I often meet students that start their journey towards data science with Keras, Tensorflow and, generally speaking, Deep Learning. They build tons of neural networks like crazy, but in the end they fail with their models because they don’t know machine learning enough nor they are able to apply the necessary pre-processing techniques needed for making neural networks work.
Here’s why, if you start your career as a data scientist, you don’t need to start with Deep Learning.
Don’t start with the model
Data Science is about data, not about models. So, focusing on Deep Learning is like focusing on the models and that is wrong. You must focus on proper Exploratory Data Analysis and Pre-processing before using any model. A good visualization can make us reach good results before using any neural network because our purpose is to extract information from data. So, do yourself a favor and don’t start a machine learning project with neural networks nor any other model.
Neural networks are hard to train
Neural networks have several hyperparameters and, due to the fact that they have hundreds of weights to optimize, they need large datasets and computation time to give good results. In general, you never have enough data and you don’t have so much time to train a model, so starting with neural networks can be a wrong idea. The good idea is to start with a simpler model and increase the complexity if necessary, keeping the neural networks as a last step.
There are more models than neural networks
Everything depends on the particular case, but if you have tabular data, maybe you can find more powerful models than neural networks. For example, a good decision tree could be fine. The training can be faster and the results can be better. There are situations in which neural networks work better than other models, but when we have to work with tabular data we have a set of several models we can use instead of neural networks. Start with linear models, then move to KNN and Bayesian models, then Decision Trees and SVM. At this point, you have the knowledge to study ensemble models and, only at the end, you can focus on neural networks.
Neural networks are blackboxes
Let’s face it. Neural networks are unexplainable and explaining our model is one of the most complex tasks in machine learning. I’ve written an article about how to explain neural networks using SHAP, but it’s often more useful to work with a model that gives us its own interpretation of feature importance without using other techniques. Decision trees are such kind of models and that is why they are very used. Neural networks cannot be explained clearly by themselves and this is a great drawback. So, if we use neural networks, let’s keep in mind that we’ll have to explain them in some difficult way after we have trained them.
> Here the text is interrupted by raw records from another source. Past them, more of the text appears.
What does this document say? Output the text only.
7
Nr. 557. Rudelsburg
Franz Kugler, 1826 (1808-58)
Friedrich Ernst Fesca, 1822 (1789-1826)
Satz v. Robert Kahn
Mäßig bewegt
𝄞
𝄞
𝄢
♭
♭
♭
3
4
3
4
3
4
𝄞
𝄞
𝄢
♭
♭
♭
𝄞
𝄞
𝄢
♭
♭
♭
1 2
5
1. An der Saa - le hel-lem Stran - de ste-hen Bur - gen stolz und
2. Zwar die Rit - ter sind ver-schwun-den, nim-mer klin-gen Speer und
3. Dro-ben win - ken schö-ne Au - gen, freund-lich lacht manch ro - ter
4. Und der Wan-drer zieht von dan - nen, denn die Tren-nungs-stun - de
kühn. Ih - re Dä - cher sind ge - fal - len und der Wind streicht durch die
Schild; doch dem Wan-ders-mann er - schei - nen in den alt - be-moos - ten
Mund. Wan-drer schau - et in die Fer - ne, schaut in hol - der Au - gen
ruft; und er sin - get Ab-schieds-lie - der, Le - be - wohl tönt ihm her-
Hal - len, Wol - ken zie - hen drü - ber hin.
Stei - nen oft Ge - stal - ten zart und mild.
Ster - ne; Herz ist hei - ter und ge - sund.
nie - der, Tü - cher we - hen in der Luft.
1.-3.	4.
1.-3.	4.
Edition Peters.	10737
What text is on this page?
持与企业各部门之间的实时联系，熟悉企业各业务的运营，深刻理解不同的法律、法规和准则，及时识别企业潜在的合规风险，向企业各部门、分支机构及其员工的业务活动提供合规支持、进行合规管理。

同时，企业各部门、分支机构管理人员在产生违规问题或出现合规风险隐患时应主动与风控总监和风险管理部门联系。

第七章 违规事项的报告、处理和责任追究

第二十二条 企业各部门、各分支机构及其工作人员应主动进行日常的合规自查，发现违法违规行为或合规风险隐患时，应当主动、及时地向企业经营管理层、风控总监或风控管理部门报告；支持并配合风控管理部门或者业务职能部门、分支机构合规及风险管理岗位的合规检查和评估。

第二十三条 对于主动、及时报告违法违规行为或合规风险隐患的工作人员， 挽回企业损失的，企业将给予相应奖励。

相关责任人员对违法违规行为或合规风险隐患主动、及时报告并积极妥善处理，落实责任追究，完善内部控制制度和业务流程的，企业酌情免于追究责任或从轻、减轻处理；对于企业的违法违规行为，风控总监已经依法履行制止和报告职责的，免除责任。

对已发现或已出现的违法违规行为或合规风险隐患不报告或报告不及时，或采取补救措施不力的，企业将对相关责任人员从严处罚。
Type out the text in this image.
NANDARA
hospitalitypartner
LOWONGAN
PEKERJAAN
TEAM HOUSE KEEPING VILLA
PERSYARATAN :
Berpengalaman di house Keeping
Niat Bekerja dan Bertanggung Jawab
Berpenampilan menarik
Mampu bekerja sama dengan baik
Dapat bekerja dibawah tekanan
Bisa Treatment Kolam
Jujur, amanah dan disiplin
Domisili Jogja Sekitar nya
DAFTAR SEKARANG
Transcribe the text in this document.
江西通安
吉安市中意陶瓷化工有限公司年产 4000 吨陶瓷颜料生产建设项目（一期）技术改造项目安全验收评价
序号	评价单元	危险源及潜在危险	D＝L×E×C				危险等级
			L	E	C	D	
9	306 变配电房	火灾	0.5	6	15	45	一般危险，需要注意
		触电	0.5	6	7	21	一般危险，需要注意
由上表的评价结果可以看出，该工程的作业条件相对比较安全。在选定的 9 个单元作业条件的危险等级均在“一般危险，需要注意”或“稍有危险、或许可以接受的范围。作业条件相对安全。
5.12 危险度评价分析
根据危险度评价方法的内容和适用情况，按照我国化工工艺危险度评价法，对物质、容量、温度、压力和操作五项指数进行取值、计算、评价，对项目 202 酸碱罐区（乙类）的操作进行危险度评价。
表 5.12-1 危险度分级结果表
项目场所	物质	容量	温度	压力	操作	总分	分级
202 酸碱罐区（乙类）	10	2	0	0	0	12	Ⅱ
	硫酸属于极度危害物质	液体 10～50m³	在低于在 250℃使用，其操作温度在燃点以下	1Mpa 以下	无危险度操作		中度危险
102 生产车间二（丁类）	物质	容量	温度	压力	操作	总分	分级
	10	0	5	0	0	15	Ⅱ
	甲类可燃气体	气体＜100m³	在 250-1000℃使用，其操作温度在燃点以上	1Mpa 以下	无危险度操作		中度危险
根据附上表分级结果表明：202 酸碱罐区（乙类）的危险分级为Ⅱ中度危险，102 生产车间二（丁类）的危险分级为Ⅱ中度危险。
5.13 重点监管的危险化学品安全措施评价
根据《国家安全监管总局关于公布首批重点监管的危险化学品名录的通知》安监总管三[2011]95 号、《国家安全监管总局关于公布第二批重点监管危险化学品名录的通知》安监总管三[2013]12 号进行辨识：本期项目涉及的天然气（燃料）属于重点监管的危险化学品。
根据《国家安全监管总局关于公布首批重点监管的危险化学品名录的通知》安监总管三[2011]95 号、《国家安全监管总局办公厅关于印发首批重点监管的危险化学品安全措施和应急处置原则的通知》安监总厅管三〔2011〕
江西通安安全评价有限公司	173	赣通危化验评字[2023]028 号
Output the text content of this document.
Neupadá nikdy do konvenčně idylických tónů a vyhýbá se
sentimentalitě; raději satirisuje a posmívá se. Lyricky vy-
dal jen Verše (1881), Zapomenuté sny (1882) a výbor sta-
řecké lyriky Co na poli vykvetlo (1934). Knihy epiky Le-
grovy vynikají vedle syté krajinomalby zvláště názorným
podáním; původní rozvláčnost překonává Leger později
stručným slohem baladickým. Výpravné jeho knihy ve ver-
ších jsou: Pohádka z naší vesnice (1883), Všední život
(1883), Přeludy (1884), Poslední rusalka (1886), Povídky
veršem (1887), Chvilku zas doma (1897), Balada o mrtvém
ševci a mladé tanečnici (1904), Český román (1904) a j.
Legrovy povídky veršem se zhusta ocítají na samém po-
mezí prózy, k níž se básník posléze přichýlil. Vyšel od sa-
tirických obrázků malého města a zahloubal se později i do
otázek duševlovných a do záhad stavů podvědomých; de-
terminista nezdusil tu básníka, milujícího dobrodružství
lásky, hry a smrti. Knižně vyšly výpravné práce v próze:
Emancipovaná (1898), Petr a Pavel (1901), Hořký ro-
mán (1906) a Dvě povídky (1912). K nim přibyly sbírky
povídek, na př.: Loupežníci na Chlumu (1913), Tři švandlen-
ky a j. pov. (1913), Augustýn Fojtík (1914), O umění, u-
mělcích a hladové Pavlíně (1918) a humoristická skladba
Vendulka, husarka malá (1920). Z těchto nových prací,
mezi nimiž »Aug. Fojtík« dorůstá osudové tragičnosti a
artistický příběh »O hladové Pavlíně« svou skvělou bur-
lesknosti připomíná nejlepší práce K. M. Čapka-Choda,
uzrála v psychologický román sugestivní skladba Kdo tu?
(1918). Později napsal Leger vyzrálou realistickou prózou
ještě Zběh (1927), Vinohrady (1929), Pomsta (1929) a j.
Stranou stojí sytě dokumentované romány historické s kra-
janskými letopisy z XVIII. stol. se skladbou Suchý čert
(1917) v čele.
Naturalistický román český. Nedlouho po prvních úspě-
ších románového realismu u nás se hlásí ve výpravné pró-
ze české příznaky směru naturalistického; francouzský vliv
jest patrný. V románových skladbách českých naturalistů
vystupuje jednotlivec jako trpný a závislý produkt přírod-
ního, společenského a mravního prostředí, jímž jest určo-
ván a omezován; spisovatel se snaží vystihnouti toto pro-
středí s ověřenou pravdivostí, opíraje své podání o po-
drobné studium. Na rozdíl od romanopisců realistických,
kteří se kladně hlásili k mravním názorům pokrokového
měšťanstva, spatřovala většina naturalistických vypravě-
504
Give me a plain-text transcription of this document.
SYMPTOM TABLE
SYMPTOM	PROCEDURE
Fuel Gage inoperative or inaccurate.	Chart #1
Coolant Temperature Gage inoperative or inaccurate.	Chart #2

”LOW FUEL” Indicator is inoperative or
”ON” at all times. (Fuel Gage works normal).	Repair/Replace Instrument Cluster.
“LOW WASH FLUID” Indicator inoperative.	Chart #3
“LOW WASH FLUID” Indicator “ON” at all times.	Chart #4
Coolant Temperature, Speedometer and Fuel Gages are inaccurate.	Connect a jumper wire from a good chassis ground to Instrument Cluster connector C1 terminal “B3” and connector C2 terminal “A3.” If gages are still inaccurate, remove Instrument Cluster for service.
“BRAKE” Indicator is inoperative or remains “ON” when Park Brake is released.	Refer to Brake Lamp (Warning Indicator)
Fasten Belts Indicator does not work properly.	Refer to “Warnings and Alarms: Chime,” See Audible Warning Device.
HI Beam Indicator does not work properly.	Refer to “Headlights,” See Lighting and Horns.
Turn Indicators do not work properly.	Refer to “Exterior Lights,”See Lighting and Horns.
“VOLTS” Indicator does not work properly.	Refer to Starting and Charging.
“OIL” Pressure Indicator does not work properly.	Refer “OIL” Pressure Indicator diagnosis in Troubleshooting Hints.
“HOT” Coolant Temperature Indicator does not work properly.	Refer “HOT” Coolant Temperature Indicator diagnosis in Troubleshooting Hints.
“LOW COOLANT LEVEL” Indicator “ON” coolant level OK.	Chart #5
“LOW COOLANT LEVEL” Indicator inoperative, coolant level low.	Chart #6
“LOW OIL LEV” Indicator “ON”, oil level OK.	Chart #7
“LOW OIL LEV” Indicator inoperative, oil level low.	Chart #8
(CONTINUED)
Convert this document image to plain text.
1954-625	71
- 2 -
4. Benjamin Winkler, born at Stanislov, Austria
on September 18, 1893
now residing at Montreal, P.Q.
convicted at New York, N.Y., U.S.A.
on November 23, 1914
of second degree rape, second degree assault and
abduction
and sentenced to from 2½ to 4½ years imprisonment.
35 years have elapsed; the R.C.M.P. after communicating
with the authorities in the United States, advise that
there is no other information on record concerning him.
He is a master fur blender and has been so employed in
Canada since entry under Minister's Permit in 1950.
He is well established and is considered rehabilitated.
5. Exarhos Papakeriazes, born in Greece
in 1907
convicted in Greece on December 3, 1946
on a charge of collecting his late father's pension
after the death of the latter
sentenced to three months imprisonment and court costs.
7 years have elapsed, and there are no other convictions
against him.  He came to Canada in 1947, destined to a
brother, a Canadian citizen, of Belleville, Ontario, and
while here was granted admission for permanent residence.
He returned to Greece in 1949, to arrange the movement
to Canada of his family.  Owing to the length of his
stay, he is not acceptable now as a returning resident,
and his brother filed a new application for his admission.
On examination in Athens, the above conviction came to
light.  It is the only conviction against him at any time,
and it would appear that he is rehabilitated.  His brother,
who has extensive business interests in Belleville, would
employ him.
When are neural networks useful?
Neural networks become useful when you master data pre-processing and machine learning and you have a non-tabular problem to solve. For example, image classification using CNN or time series analysis using LSTM. Another use is, for example, sequence-to-sequence processing like the one used in language translators. In some special cases, a feedforward neural network may help you with your tabular dataset if the correlations between the features and the target are non-linear and non-trivial. If the other models fail and you have strong evidence that a correlation between the features and the target exists, you can start using a neural network, starting with a single hidden layer and adding more and more layers sequentially. If you start with neural networks, you lose the opportunity to have an explainable model that can be faster to train and give useful results as well.
Neural networks are a kind of science by themselves, but they are very sensitive to pre-processing and to the shape of our dataset and sometimes they don’t give us the results we could expect with a simpler model. When we start studying data science, it’s necessary to start with simple models and then reach neural networks only when we master the other techniques, particularly pre-processing and hyperparameter tuning. After we achieve this knowledge, we figure out that neural networks aren’t needed as often as people say, but are necessary only for particular tasks.